Unlike petrol and diesel though, electricity isn’t classed as a ‘fuel’ in this case. You won’t need to pay the fuel benefit tax if you drive a fully electric car, even if your company pays for charging and you use it for personal mileage.

If you use a fully electric company car for personal trips you won’t need to pay tax on the fuel your company pays for. You will need to pay company car Benefit in Kind (BiK) tax based on the car’s value and emissions.

We’re going to give an example of working out the fuel benefit tax for a non-electric vehicle below, just to help you see how different vehicles can impact your tax bill.

How do I work out the tax on fuel?

The tax on fuel, also known as the ‘car fuel benefit charge’ doesn’t apply to electric company cars because electricity isn’t classed as a fuel. For other vehicles, such as petrol and diesel, it’s worked out using the Car Fuel Benefit Charge Multiplier which is set by HMRC each year. The Car Fuel Benefit Charge Multiplier is:

  • 2025/26: £28,200
  • 2026/27: £29,200

You’ll multiply it by what HMRC mysteriously refer to as ‘the appropriate percentage’. This is the BiK percentage rate which is based on CO2 emissions. The next step is to multiply the answer by the rate of tax you pay.

For example

You drive a vehicle which has a BiK band of 8%, so you’ll need to work out 8% of the Car Fuel Benefit Charge Multiplier. £28,200 x 8% is £2,256.
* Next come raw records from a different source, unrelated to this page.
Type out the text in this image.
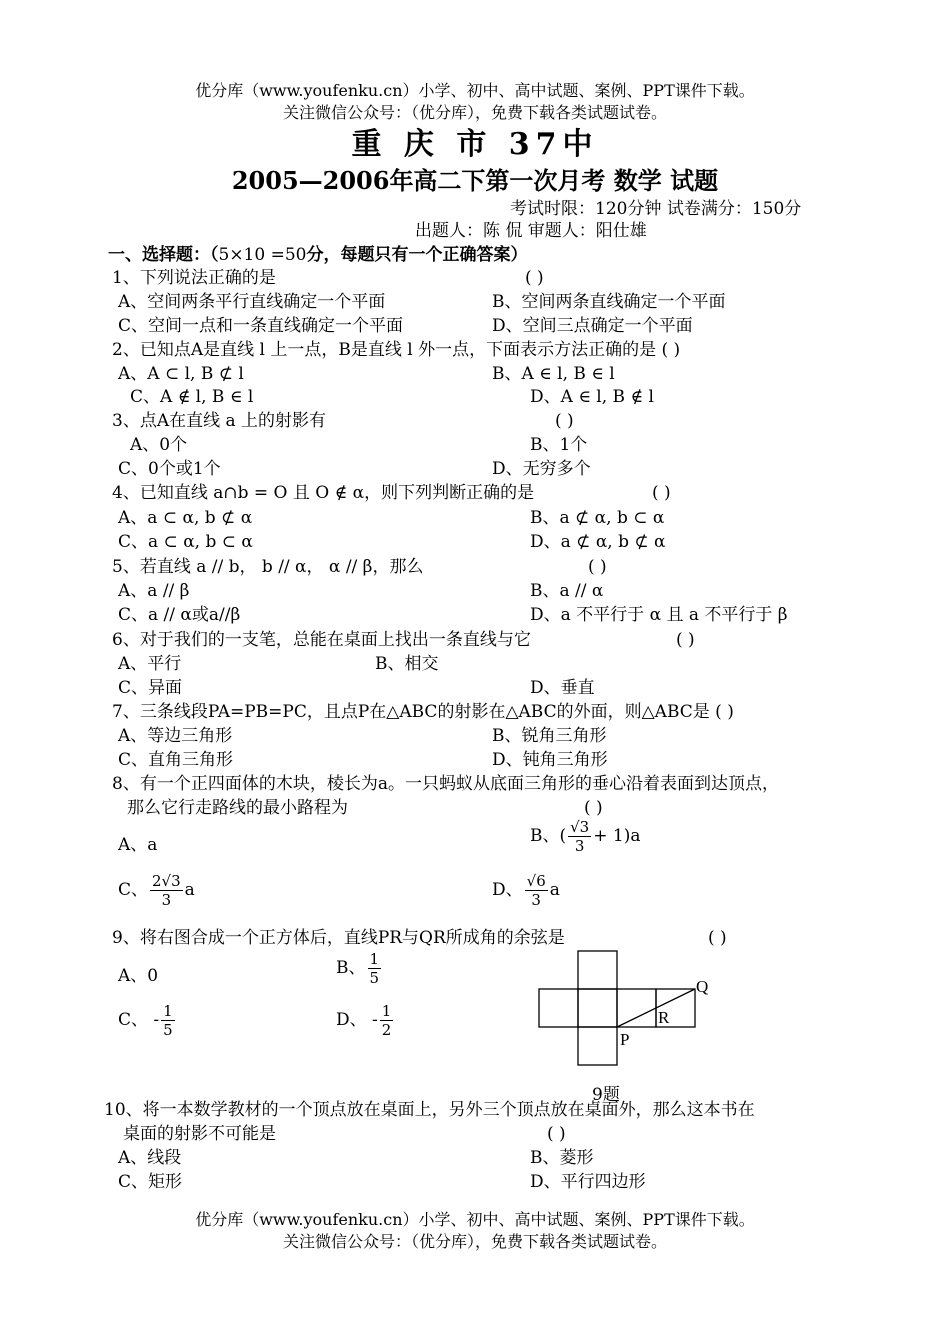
优分库（www.youfenku.cn）小学、初中、高中试题、案例、PPT课件下载。
关注微信公众号：（优分库），免费下载各类试题试卷。
重 庆 市 37中
2005—2006年高二下第一次月考 数学 试题
考试时限：120分钟 试卷满分：150分
出题人：陈 侃 审题人：阳仕雄
一、选择题：（5×10 =50分，每题只有一个正确答案）
1、下列说法正确的是	( )
A、空间两条平行直线确定一个平面	B、空间两条直线确定一个平面
C、空间一点和一条直线确定一个平面	D、空间三点确定一个平面
2、已知点A是直线 l 上一点，B是直线 l 外一点，下面表示方法正确的是 ( )
A、A ⊂ l, B ⊄ l	B、A ∈ l, B ∈ l
C、A ∉ l, B ∈ l	D、A ∈ l, B ∉ l
3、点A在直线 a 上的射影有	( )
A、0个	B、1个
C、0个或1个	D、无穷多个
4、已知直线 a∩b = O 且 O ∉ α，则下列判断正确的是	( )
A、a ⊂ α, b ⊄ α	B、a ⊄ α, b ⊂ α
C、a ⊂ α, b ⊂ α	D、a ⊄ α, b ⊄ α
5、若直线 a // b， b // α， α // β，那么	( )
A、a // β	B、a // α
C、a // α或a//β	D、a 不平行于 α 且 a 不平行于 β
6、对于我们的一支笔，总能在桌面上找出一条直线与它	( )
A、平行	B、相交
C、异面	D、垂直
7、三条线段PA=PB=PC，且点P在△ABC的射影在△ABC的外面，则△ABC是 ( )
A、等边三角形	B、锐角三角形
C、直角三角形	D、钝角三角形
8、有一个正四面体的木块，棱长为a。一只蚂蚁从底面三角形的垂心沿着表面到达顶点，
那么它行走路线的最小路程为	( )
A、a	B、( $\frac{√3}{3} + 1)a$
C、 $\frac{2√3}{3}$ a	D、 $\frac{√6}{3}$ a
9、将右图合成一个正方体后，直线PR与QR所成角的余弦是	( )
A、0	B、 $\frac{1}{5}$
C、 - $\frac{1}{5}$	D、 - $\frac{1}{2}$
Q
R
P
9题
10、将一本数学教材的一个顶点放在桌面上，另外三个顶点放在桌面外，那么这本书在
桌面的射影不可能是	( )
A、线段	B、菱形
C、矩形	D、平行四边形
优分库（www.youfenku.cn）小学、初中、高中试题、案例、PPT课件下载。
关注微信公众号：（优分库），免费下载各类试题试卷。
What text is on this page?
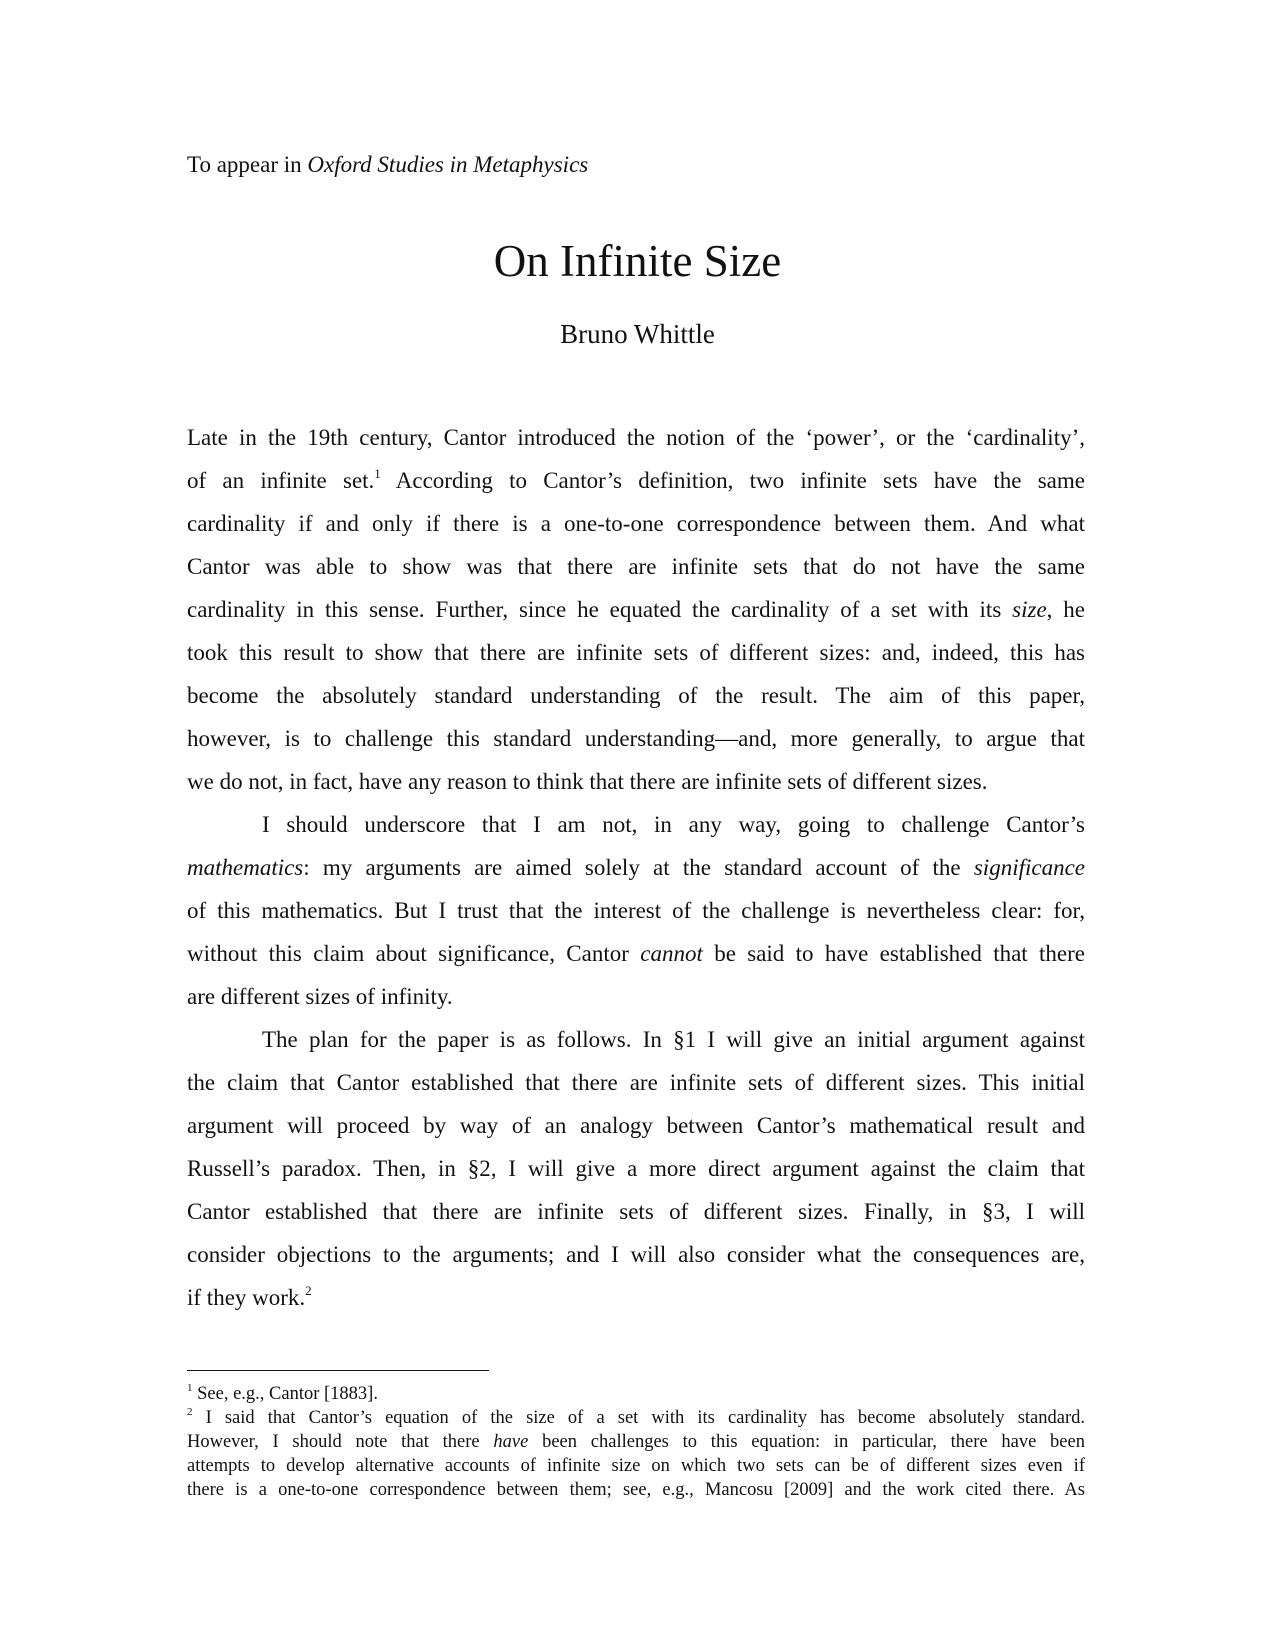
To appear in Oxford Studies in Metaphysics
On Infinite Size
Bruno Whittle
Late in the 19th century, Cantor introduced the notion of the ‘power’, or the ‘cardinality’,
of an infinite set.$^1$ According to Cantor’s definition, two infinite sets have the same
cardinality if and only if there is a one-to-one correspondence between them. And what
Cantor was able to show was that there are infinite sets that do not have the same
cardinality in this sense. Further, since he equated the cardinality of a set with its size, he
took this result to show that there are infinite sets of different sizes: and, indeed, this has
become the absolutely standard understanding of the result. The aim of this paper,
however, is to challenge this standard understanding—and, more generally, to argue that
we do not, in fact, have any reason to think that there are infinite sets of different sizes.
I should underscore that I am not, in any way, going to challenge Cantor’s
mathematics: my arguments are aimed solely at the standard account of the significance
of this mathematics. But I trust that the interest of the challenge is nevertheless clear: for,
without this claim about significance, Cantor cannot be said to have established that there
are different sizes of infinity.
The plan for the paper is as follows. In §1 I will give an initial argument against
the claim that Cantor established that there are infinite sets of different sizes. This initial
argument will proceed by way of an analogy between Cantor’s mathematical result and
Russell’s paradox. Then, in §2, I will give a more direct argument against the claim that
Cantor established that there are infinite sets of different sizes. Finally, in §3, I will
consider objections to the arguments; and I will also consider what the consequences are,
if they work.$^2$
$^1$ See, e.g., Cantor [1883].
$^2$ I said that Cantor’s equation of the size of a set with its cardinality has become absolutely standard.
However, I should note that there have been challenges to this equation: in particular, there have been
attempts to develop alternative accounts of infinite size on which two sets can be of different sizes even if
there is a one-to-one correspondence between them; see, e.g., Mancosu [2009] and the work cited there. As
A basic rate taxpayer will multiply £2,256 by 20% and pay the annual tax amount of £451. If you’re a higher rate taxpayer, you’ll multiply £2,256 by 40%, and pay £902.
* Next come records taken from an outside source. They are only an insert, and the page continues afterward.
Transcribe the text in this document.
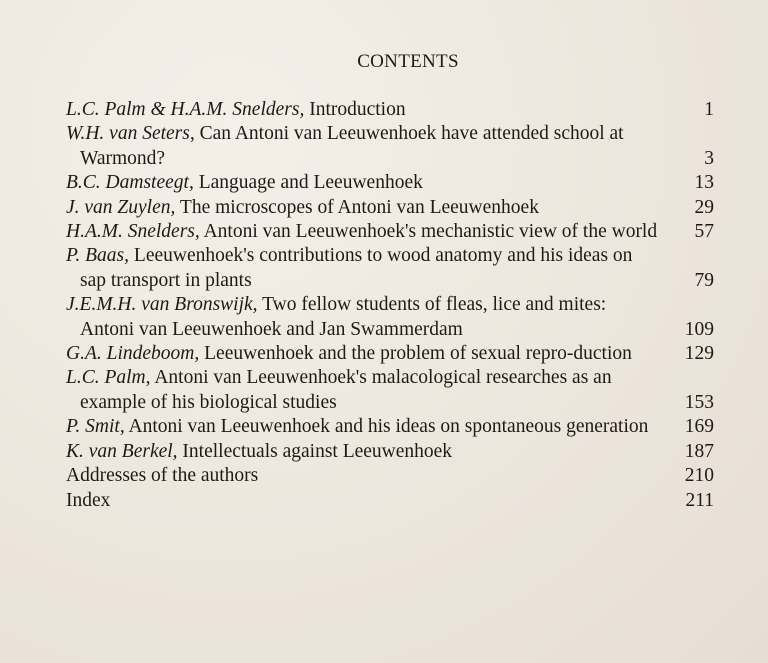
CONTENTS
L.C. Palm & H.A.M. Snelders, Introduction	1
W.H. van Seters, Can Antoni van Leeuwenhoek have attended school at Warmond?	3
B.C. Damsteegt, Language and Leeuwenhoek	13
J. van Zuylen, The microscopes of Antoni van Leeuwenhoek	29
H.A.M. Snelders, Antoni van Leeuwenhoek's mechanistic view of the world	57
P. Baas, Leeuwenhoek's contributions to wood anatomy and his ideas on sap transport in plants	79
J.E.M.H. van Bronswijk, Two fellow students of fleas, lice and mites: Antoni van Leeuwenhoek and Jan Swammerdam	109
G.A. Lindeboom, Leeuwenhoek and the problem of sexual repro-duction	129
L.C. Palm, Antoni van Leeuwenhoek's malacological researches as an example of his biological studies	153
P. Smit, Antoni van Leeuwenhoek and his ideas on spontaneous generation	169
K. van Berkel, Intellectuals against Leeuwenhoek	187
Addresses of the authors	210
Index	211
Should I get an electric company car?

Like any business decision, this depends on your needs and preferences! If you’re going to have any sort of company car which you drive for personal reasons, then an electric one is likely to be more tax efficient – but you might also need to think about size and usage.

What sort of company car should I get?

Again, this should be based on what you need from the vehicle, and what your company can afford to pay. We’ve calculated the tax payable on some of this year’s most popular company cars so you can compare options in the table below. The amounts are based on the rates for 2025/26.

  • List price: The recommended retail price including VAT and accessories. Sometimes called the ‘on the road’ price
  • BiK Rate: The ‘appropriate percentage’ set by HMRC and based on vehicle emissions
  • Benefit in Kind: The value of the benefit the employee or director receives. This is the list price multiplied by the BiK Rate.
  • Tax payable: The amount of tax the individual will pay on the benefit they receive. It’s the Benefit in Kind multiplied by the highest rate of tax they pay.
  • Corporation Tax Relief: The company can claim the cost of providing the benefit and the employer’s National Insurance it pays on it as an allowable expense. We’ve shown this as a total in the column called ‘Corporation Tax Relief’, and assume that the company pays 19% on its profits.
Vehicle List Price BiK Rate Benefit in Kind Tax Payable
20% Basic Rate Taxpayer
Tax Payable
40% Higher Rate Taxpayer
Corporation Tax Relief
MG5 EV Trophy
Electric
£33,495 3% £1,005 £201 £402 £6,392
Kia Sportage GT-Line S
Petrol
£38,975 33% £12,862 £2,572 £5,145 £7,743
Skoda Superb Sportline
Diesel
£42,465 31% £13,164 £2,633 £5,266 £8,414
Volvo EX30 Ultra
Electric
£44,850 3% £1,345 £269 £538 £8,560
A6 Avant TFSI e
Hybrid
£62,955 8% £5,036 £1,007 £2,015 £12,094

Capital Allowances and company cars

Capital allowances mean companies can claim tax relief on the assets they buy which, in turn, reduces their Corporation Tax bill. This doesn’t include leased or hybrid cars.

Fully electric vehicles which are:

  • New and unused: Qualify for 100% first-year allowances, so you can claim tax relief on the full value of the asset
  • Second hand: Only qualify for main rate 18% capital allowances

What about capital allowances for installing electric car chargers?

The good news is that there are grants available for installing workplace charging points. The rules around tax for charging vehicles and paying for chargers to be installed can get quite complicated depending on where the charger is used, and what sort of journeys you go on. HMRC’s tax manual does go over some of the issues relating to electric cars, but it’s very much worth speaking to an accountant!